Lo mejor, no obstante, es que en nuestro país sigue habiendo gente con vergüenza y dignidad, que se estremece ante hechos como éste, que sueña con una sociedad distinta y superior, en la que barbaridades como la cometida contra Alexa—y contra cada uno de nosotros y nosotras—sean simplemente inadmisibles.

Lo mejor de todo es lo avergonzados y dolidos que nos sentimos quienes sufrimos el dolor del prójimo como propio.

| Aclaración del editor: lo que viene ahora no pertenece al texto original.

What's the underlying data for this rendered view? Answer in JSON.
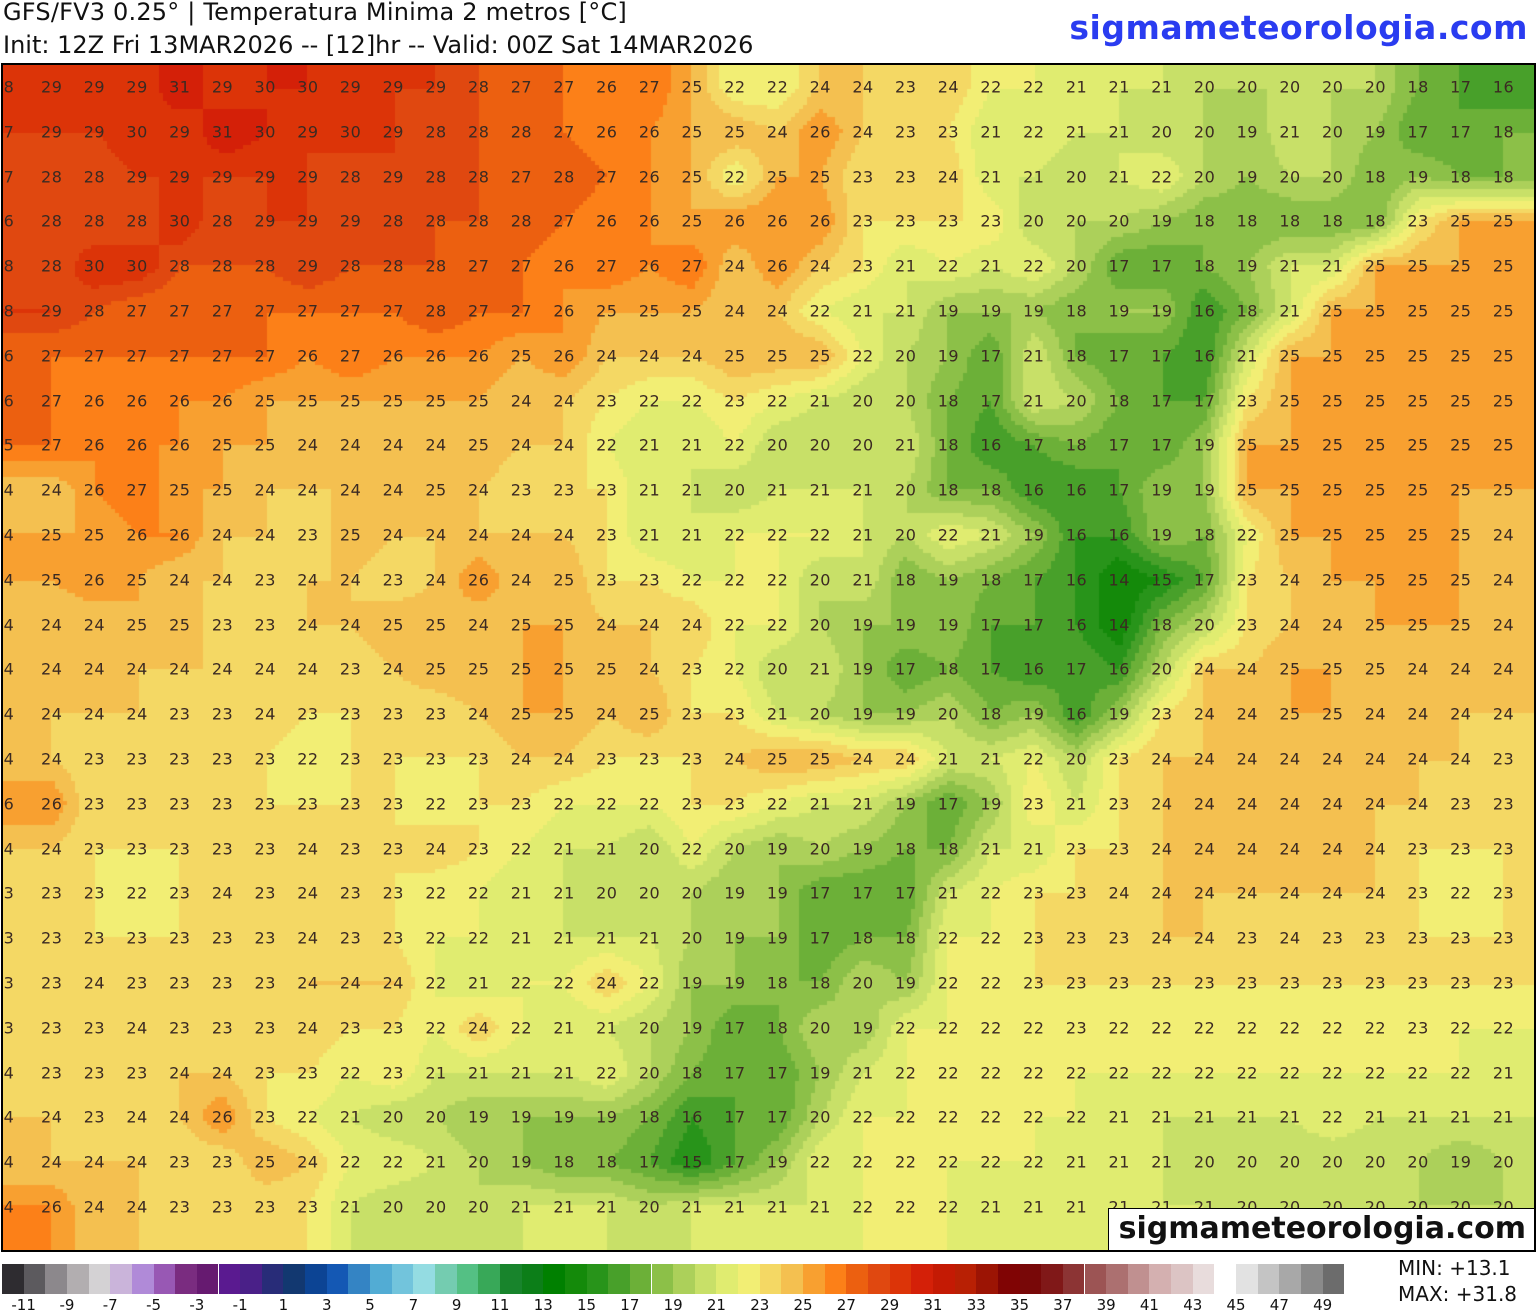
{
  "header": {
    "title": "GFS/FV3 0.25° | Temperatura Minima 2 metros [°C]",
    "subtitle": "Init: 12Z Fri 13MAR2026 -- [12]hr -- Valid: 00Z Sat 14MAR2026",
    "brand": "sigmameteorologia.com"
  },
  "watermark": "sigmameteorologia.com",
  "stats": {
    "min": "MIN: +13.1",
    "max": "MAX: +31.8"
  },
  "colorbar": {
    "unit": "°C",
    "labels": [
      "-11",
      "-9",
      "-7",
      "-5",
      "-3",
      "-1",
      "1",
      "3",
      "5",
      "7",
      "9",
      "11",
      "13",
      "15",
      "17",
      "19",
      "21",
      "23",
      "25",
      "27",
      "29",
      "31",
      "33",
      "35",
      "37",
      "39",
      "41",
      "43",
      "45",
      "47",
      "49"
    ],
    "colors": [
      "#2e2c30",
      "#5c5a5e",
      "#8c888c",
      "#b2aeb0",
      "#d4d2d4",
      "#cab4da",
      "#b08ad8",
      "#9858b4",
      "#7a2c80",
      "#661a70",
      "#5a1a90",
      "#4a2088",
      "#282c78",
      "#123870",
      "#0c4494",
      "#1458b4",
      "#3484c4",
      "#52acd4",
      "#72c4dc",
      "#94dce2",
      "#74ccb0",
      "#54c084",
      "#38a858",
      "#18842c",
      "#0c7e18",
      "#008000",
      "#148a0a",
      "#28941a",
      "#48a02a",
      "#6cb038",
      "#8cc048",
      "#acd05a",
      "#c8e068",
      "#e0ec70",
      "#f2ee74",
      "#f4d864",
      "#f4c050",
      "#f8a030",
      "#fc8018",
      "#ec6010",
      "#e04810",
      "#dc3408",
      "#d42008",
      "#c41a04",
      "#b82004",
      "#9c1404",
      "#800404",
      "#780808",
      "#801818",
      "#8c3434",
      "#9c5454",
      "#ac7070",
      "#c09090",
      "#d4b0b0",
      "#dcc4c4",
      "#e8dcdc",
      "#ffffff",
      "#e2e2e2",
      "#c4c4c4",
      "#a8a8a8",
      "#8a8a8a",
      "#6c6c6c"
    ]
  },
  "grid_values": [
    [
      8,
      29,
      29,
      29,
      31,
      29,
      30,
      30,
      29,
      29,
      29,
      28,
      27,
      27,
      26,
      27,
      25,
      22,
      22,
      24,
      24,
      23,
      24,
      22,
      22,
      21,
      21,
      21,
      20,
      20,
      20,
      20,
      20,
      18,
      17,
      16
    ],
    [
      7,
      29,
      29,
      30,
      29,
      31,
      30,
      29,
      30,
      29,
      28,
      28,
      28,
      27,
      26,
      26,
      25,
      25,
      24,
      26,
      24,
      23,
      23,
      21,
      22,
      21,
      21,
      20,
      20,
      19,
      21,
      20,
      19,
      17,
      17,
      18
    ],
    [
      7,
      28,
      28,
      29,
      29,
      29,
      29,
      29,
      28,
      29,
      28,
      28,
      27,
      28,
      27,
      26,
      25,
      22,
      25,
      25,
      23,
      23,
      24,
      21,
      21,
      20,
      21,
      22,
      20,
      19,
      20,
      20,
      18,
      19,
      18,
      18
    ],
    [
      6,
      28,
      28,
      28,
      30,
      28,
      29,
      29,
      29,
      28,
      28,
      28,
      28,
      27,
      26,
      26,
      25,
      26,
      26,
      26,
      23,
      23,
      23,
      23,
      20,
      20,
      20,
      19,
      18,
      18,
      18,
      18,
      18,
      23,
      25,
      25
    ],
    [
      8,
      28,
      30,
      30,
      28,
      28,
      28,
      29,
      28,
      28,
      28,
      27,
      27,
      26,
      27,
      26,
      27,
      24,
      26,
      24,
      23,
      21,
      22,
      21,
      22,
      20,
      17,
      17,
      18,
      19,
      21,
      21,
      25,
      25,
      25,
      25
    ],
    [
      8,
      29,
      28,
      27,
      27,
      27,
      27,
      27,
      27,
      27,
      28,
      27,
      27,
      26,
      25,
      25,
      25,
      24,
      24,
      22,
      21,
      21,
      19,
      19,
      19,
      18,
      19,
      19,
      16,
      18,
      21,
      25,
      25,
      25,
      25,
      25
    ],
    [
      6,
      27,
      27,
      27,
      27,
      27,
      27,
      26,
      27,
      26,
      26,
      26,
      25,
      26,
      24,
      24,
      24,
      25,
      25,
      25,
      22,
      20,
      19,
      17,
      21,
      18,
      17,
      17,
      16,
      21,
      25,
      25,
      25,
      25,
      25,
      25
    ],
    [
      6,
      27,
      26,
      26,
      26,
      26,
      25,
      25,
      25,
      25,
      25,
      25,
      24,
      24,
      23,
      22,
      22,
      23,
      22,
      21,
      20,
      20,
      18,
      17,
      21,
      20,
      18,
      17,
      17,
      23,
      25,
      25,
      25,
      25,
      25,
      25
    ],
    [
      5,
      27,
      26,
      26,
      26,
      25,
      25,
      24,
      24,
      24,
      24,
      25,
      24,
      24,
      22,
      21,
      21,
      22,
      20,
      20,
      20,
      21,
      18,
      16,
      17,
      18,
      17,
      17,
      19,
      25,
      25,
      25,
      25,
      25,
      25,
      25
    ],
    [
      4,
      24,
      26,
      27,
      25,
      25,
      24,
      24,
      24,
      24,
      25,
      24,
      23,
      23,
      23,
      21,
      21,
      20,
      21,
      21,
      21,
      20,
      18,
      18,
      16,
      16,
      17,
      19,
      19,
      25,
      25,
      25,
      25,
      25,
      25,
      25
    ],
    [
      4,
      25,
      25,
      26,
      26,
      24,
      24,
      23,
      25,
      24,
      24,
      24,
      24,
      24,
      23,
      21,
      21,
      22,
      22,
      22,
      21,
      20,
      22,
      21,
      19,
      16,
      16,
      19,
      18,
      22,
      25,
      25,
      25,
      25,
      25,
      24
    ],
    [
      4,
      25,
      26,
      25,
      24,
      24,
      23,
      24,
      24,
      23,
      24,
      26,
      24,
      25,
      23,
      23,
      22,
      22,
      22,
      20,
      21,
      18,
      19,
      18,
      17,
      16,
      14,
      15,
      17,
      23,
      24,
      25,
      25,
      25,
      25,
      24
    ],
    [
      4,
      24,
      24,
      25,
      25,
      23,
      23,
      24,
      24,
      25,
      25,
      24,
      25,
      25,
      24,
      24,
      24,
      22,
      22,
      20,
      19,
      19,
      19,
      17,
      17,
      16,
      14,
      18,
      20,
      23,
      24,
      24,
      25,
      25,
      25,
      24
    ],
    [
      4,
      24,
      24,
      24,
      24,
      24,
      24,
      24,
      23,
      24,
      25,
      25,
      25,
      25,
      25,
      24,
      23,
      22,
      20,
      21,
      19,
      17,
      18,
      17,
      16,
      17,
      16,
      20,
      24,
      24,
      25,
      25,
      25,
      24,
      24,
      24
    ],
    [
      4,
      24,
      24,
      24,
      23,
      23,
      24,
      23,
      23,
      23,
      23,
      24,
      25,
      25,
      24,
      25,
      23,
      23,
      21,
      20,
      19,
      19,
      20,
      18,
      19,
      16,
      19,
      23,
      24,
      24,
      25,
      25,
      24,
      24,
      24,
      24
    ],
    [
      4,
      24,
      23,
      23,
      23,
      23,
      23,
      22,
      23,
      23,
      23,
      23,
      24,
      24,
      23,
      23,
      23,
      24,
      25,
      25,
      24,
      24,
      21,
      21,
      22,
      20,
      23,
      24,
      24,
      24,
      24,
      24,
      24,
      24,
      24,
      23
    ],
    [
      6,
      26,
      23,
      23,
      23,
      23,
      23,
      23,
      23,
      23,
      22,
      23,
      23,
      22,
      22,
      22,
      23,
      23,
      22,
      21,
      21,
      19,
      17,
      19,
      23,
      21,
      23,
      24,
      24,
      24,
      24,
      24,
      24,
      24,
      23,
      23
    ],
    [
      4,
      24,
      23,
      23,
      23,
      23,
      23,
      24,
      23,
      23,
      24,
      23,
      22,
      21,
      21,
      20,
      22,
      20,
      19,
      20,
      19,
      18,
      18,
      21,
      21,
      23,
      23,
      24,
      24,
      24,
      24,
      24,
      24,
      23,
      23,
      23
    ],
    [
      3,
      23,
      23,
      22,
      23,
      24,
      23,
      24,
      23,
      23,
      22,
      22,
      21,
      21,
      20,
      20,
      20,
      19,
      19,
      17,
      17,
      17,
      21,
      22,
      23,
      23,
      24,
      24,
      24,
      24,
      24,
      24,
      24,
      23,
      22,
      23
    ],
    [
      3,
      23,
      23,
      23,
      23,
      23,
      23,
      24,
      23,
      23,
      22,
      22,
      21,
      21,
      21,
      21,
      20,
      19,
      19,
      17,
      18,
      18,
      22,
      22,
      23,
      23,
      23,
      24,
      24,
      23,
      24,
      23,
      23,
      23,
      23,
      23
    ],
    [
      3,
      23,
      24,
      23,
      23,
      23,
      23,
      24,
      24,
      24,
      22,
      21,
      22,
      22,
      24,
      22,
      19,
      19,
      18,
      18,
      20,
      19,
      22,
      22,
      23,
      23,
      23,
      23,
      23,
      23,
      23,
      23,
      23,
      23,
      23,
      23
    ],
    [
      3,
      23,
      23,
      24,
      23,
      23,
      23,
      24,
      23,
      23,
      22,
      24,
      22,
      21,
      21,
      20,
      19,
      17,
      18,
      20,
      19,
      22,
      22,
      22,
      22,
      23,
      22,
      22,
      22,
      22,
      22,
      22,
      22,
      23,
      22,
      22
    ],
    [
      4,
      23,
      23,
      23,
      24,
      24,
      23,
      23,
      22,
      23,
      21,
      21,
      21,
      21,
      22,
      20,
      18,
      17,
      17,
      19,
      21,
      22,
      22,
      22,
      22,
      22,
      22,
      22,
      22,
      22,
      22,
      22,
      22,
      22,
      22,
      21
    ],
    [
      4,
      24,
      23,
      24,
      24,
      26,
      23,
      22,
      21,
      20,
      20,
      19,
      19,
      19,
      19,
      18,
      16,
      17,
      17,
      20,
      22,
      22,
      22,
      22,
      22,
      22,
      21,
      21,
      21,
      21,
      21,
      22,
      21,
      21,
      21,
      21
    ],
    [
      4,
      24,
      24,
      24,
      23,
      23,
      25,
      24,
      22,
      22,
      21,
      20,
      19,
      18,
      18,
      17,
      15,
      17,
      19,
      22,
      22,
      22,
      22,
      22,
      22,
      21,
      21,
      21,
      20,
      20,
      20,
      20,
      20,
      20,
      19,
      20
    ],
    [
      4,
      26,
      24,
      24,
      23,
      23,
      23,
      23,
      21,
      20,
      20,
      20,
      21,
      21,
      21,
      20,
      21,
      21,
      21,
      21,
      22,
      22,
      22,
      21,
      21,
      21,
      21,
      21,
      21,
      20,
      20,
      20,
      20,
      20,
      20,
      20
    ]
  ]
}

Que asimismo nos indignamos ante los fariseos e hipócritas que lloran lágrimas de cocodrilo ante el asesinato brutal, mientras se dedican diariamente a promover prejuicios y odios viscerales.

Lo triste de todo es que se va quedando uno sin palabras, porque quisiera invertir energías y sentimientos en cantarle a la alegría y a la felicidad. Pero la vida que vamos viviendo nos lo impide. Hacemos un esfuerzo, porque nadie crea que nos vamos a rendir. Pero en este instante la tristeza—y la indignación también—es mayor.